FRANCE 24 a rencontré Tiken Jah Fakoly qui, grâce à son reggae particulièrement passionné, est devenu le porte-parole de la jeunesse ivoirienne et, plus largement, africaine. Retour sur le parcours d'un artiste engagé, enragé, enchanté...
Tiken Jah Fakoly, une voix de l’Afrique militante
FRANCE 24 a rencontré l’une des figures de proue du reggae africain : Tiken Jah Fakoly. Au fil des années, cet Ivoirien à l’identité multiple s’est affirmé comme un représentant de la Côte d’Ivoire et plus largement d’une Afrique francophone révoltée par les conflits et la corruption qui minent le continent. Avec ses chansons écrites à l’adresse des dirigeants africains et ses concerts survoltés, Tiken Jah Fakoly est devenu le porte-parole d’une jeunesse désabusée mais néanmoins engagée.
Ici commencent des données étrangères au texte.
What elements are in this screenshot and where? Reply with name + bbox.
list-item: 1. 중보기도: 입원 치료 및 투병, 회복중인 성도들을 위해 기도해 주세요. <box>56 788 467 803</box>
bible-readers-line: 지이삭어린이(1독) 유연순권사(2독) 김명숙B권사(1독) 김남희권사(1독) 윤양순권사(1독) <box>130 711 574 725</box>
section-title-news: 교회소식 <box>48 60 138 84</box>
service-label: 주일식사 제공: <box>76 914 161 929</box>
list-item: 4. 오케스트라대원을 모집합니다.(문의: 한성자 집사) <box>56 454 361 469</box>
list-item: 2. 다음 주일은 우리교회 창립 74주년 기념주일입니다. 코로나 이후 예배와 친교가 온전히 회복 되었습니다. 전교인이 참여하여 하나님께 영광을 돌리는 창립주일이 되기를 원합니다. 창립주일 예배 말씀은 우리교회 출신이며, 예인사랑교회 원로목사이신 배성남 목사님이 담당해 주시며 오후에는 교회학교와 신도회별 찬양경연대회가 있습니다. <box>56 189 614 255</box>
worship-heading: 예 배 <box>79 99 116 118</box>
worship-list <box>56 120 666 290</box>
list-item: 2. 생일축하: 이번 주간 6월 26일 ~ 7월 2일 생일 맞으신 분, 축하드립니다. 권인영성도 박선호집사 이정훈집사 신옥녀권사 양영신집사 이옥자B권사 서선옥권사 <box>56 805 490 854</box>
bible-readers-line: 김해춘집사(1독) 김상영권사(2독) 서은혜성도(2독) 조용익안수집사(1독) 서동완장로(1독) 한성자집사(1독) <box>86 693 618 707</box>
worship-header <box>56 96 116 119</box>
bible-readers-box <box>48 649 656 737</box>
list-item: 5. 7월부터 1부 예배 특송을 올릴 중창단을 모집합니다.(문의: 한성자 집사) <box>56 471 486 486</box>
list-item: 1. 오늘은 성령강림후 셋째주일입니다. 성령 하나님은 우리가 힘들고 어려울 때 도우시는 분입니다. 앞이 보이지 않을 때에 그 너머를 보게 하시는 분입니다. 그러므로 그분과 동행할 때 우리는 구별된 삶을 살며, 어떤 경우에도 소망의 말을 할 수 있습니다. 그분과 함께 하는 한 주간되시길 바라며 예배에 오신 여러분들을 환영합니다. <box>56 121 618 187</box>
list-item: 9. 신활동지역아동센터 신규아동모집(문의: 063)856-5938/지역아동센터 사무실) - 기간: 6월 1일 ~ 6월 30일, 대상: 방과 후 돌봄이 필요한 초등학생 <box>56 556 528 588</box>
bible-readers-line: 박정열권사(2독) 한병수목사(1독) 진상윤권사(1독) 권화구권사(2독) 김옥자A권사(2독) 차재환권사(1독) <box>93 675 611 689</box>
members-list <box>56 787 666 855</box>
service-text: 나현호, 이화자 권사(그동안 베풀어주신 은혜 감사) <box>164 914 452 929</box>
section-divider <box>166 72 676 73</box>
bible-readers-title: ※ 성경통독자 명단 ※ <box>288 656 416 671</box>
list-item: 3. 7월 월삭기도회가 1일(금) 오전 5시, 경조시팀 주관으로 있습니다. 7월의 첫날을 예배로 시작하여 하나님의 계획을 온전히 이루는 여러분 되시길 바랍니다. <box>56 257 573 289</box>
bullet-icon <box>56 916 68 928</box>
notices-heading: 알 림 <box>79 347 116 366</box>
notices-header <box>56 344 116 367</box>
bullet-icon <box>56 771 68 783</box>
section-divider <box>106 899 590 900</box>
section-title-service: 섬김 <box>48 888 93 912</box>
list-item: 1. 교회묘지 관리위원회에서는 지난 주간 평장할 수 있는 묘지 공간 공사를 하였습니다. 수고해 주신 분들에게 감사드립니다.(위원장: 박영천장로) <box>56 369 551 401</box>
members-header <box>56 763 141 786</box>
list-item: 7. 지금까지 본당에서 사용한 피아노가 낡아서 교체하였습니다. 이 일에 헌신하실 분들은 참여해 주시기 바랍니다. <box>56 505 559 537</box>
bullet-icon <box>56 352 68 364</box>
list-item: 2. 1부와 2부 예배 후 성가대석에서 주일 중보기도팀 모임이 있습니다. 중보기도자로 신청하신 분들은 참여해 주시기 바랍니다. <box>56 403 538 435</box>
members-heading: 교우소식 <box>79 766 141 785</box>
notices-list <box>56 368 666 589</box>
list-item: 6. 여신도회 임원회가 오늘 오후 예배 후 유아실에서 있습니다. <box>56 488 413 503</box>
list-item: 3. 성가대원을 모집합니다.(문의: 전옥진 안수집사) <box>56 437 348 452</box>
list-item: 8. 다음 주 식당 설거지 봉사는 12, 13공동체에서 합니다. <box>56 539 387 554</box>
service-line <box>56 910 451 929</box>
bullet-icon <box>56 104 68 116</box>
Retour sur le parcours d’un reggaeman emblématique.
Le griot des temps modernes
Dans les années 1970, Tiken Jah Fakoly, de son vrai nom Doumbia Moussa Fakoly, découvre le reggae de Bob Marley et les combats qu’il représente. C’est en écoutant le chanteur des Wailers que le jeune ivoirien a pris conscience qu’au-delà de la Jamaïque "des voix méritaient de se lever au nom de l’Afrique".
En 1989, il monte alors son premier groupe et sort, en 1993, son premier album "Djelys" qui signifie "griot" en dioula, sa langue maternelle. Véritable conteur itinérant, le griot occupe une place prépondérante dans la société africaine. "On a besoin d’eux pour les mariages et les funérailles. Mais il est impossible que la fille d’un griot puisse se marier avec quelqu’un qui est descendant d’un noble. On les acclame quand on a besoin d’eux, mais on les considère comme des êtres inférieurs. C’est injuste."
Dès son premier album, le chanteur se fait fort de défendre la société dans laquelle il vit. D’ailleurs, c’est en parlant au nom du peuple que Tiken Jah Fakoly a gagné le titre de griot. "Le vrai griot doit la vérité au chef. Il doit dire au gouverneur ce que son peuple pense. C’est ce que j’essaye de faire à travers ma musique."
"Mangercratie", l’album de la consécration
Considéré officiellement comme son premier opus, "Mangercratie", sorti en 1996, fait très vite le succès du chanteur. Cet album, et plus précisément son single éponyme, dénonce la corruption politique et réclame davantage de nourriture et de soins pour le peuple.
Le chanteur se fait le porte-parole de ce qu’on appelle les "bramagos", les gosses des ghettos d’Abidjan. "Avec ‘Mangercratie’, je me suis directement adressé aux hommes politiques. Avant ce titre, certains reggaemen utilisaient des paraboles ou des proverbes pour leur parler, moi je suis arrivé en chantant les choses simplement", explique-t-il avant d’ajouter : "Ce titre a été très important dans ma carrière et pour beaucoup d’Africains de l’Ouest."
Alternant le malinké, le français et l’anglais, le chanteur modernise le reggae en y apportant des basses lourdes et des cuivres. Malgré les réticences, voire la censure, de certains médias, Tiken Jah Fakoly remplit les salles et se produit dans tous les festivals d’Afrique de l’Ouest. "Mangercratie" dont il est l’auteur-compositeur-interprète, s’est vendu à plus de 500 000 exemplaires et interpelle les professionnels de l’industrie du disque français. Très vite, il fait en France quelques premières parties comme celle du groupe Sinsemilia. Parallèlement, il continue sa tournée en Afrique où sa voix, celle du peuple, trouve de plus en plus d’écho.
En 20 ans et quelque 7 albums Tiken Jah Fakoly est devenu le véritable porte-parole de la jeunesse ivoirienne. Après avoir connu l’exil et la censure, l’artiste reste engagé. A l’approche de la présidentielle ivoirienne, il n’hésite pas à appeler ses concitoyens au vote : "Il faut que l’on se mette ensemble pour défendre l’intérêt général. Il faut que l’on choisisse quelqu’un qui permette l’éducation à tous, qui nous permette de vivre convenablement."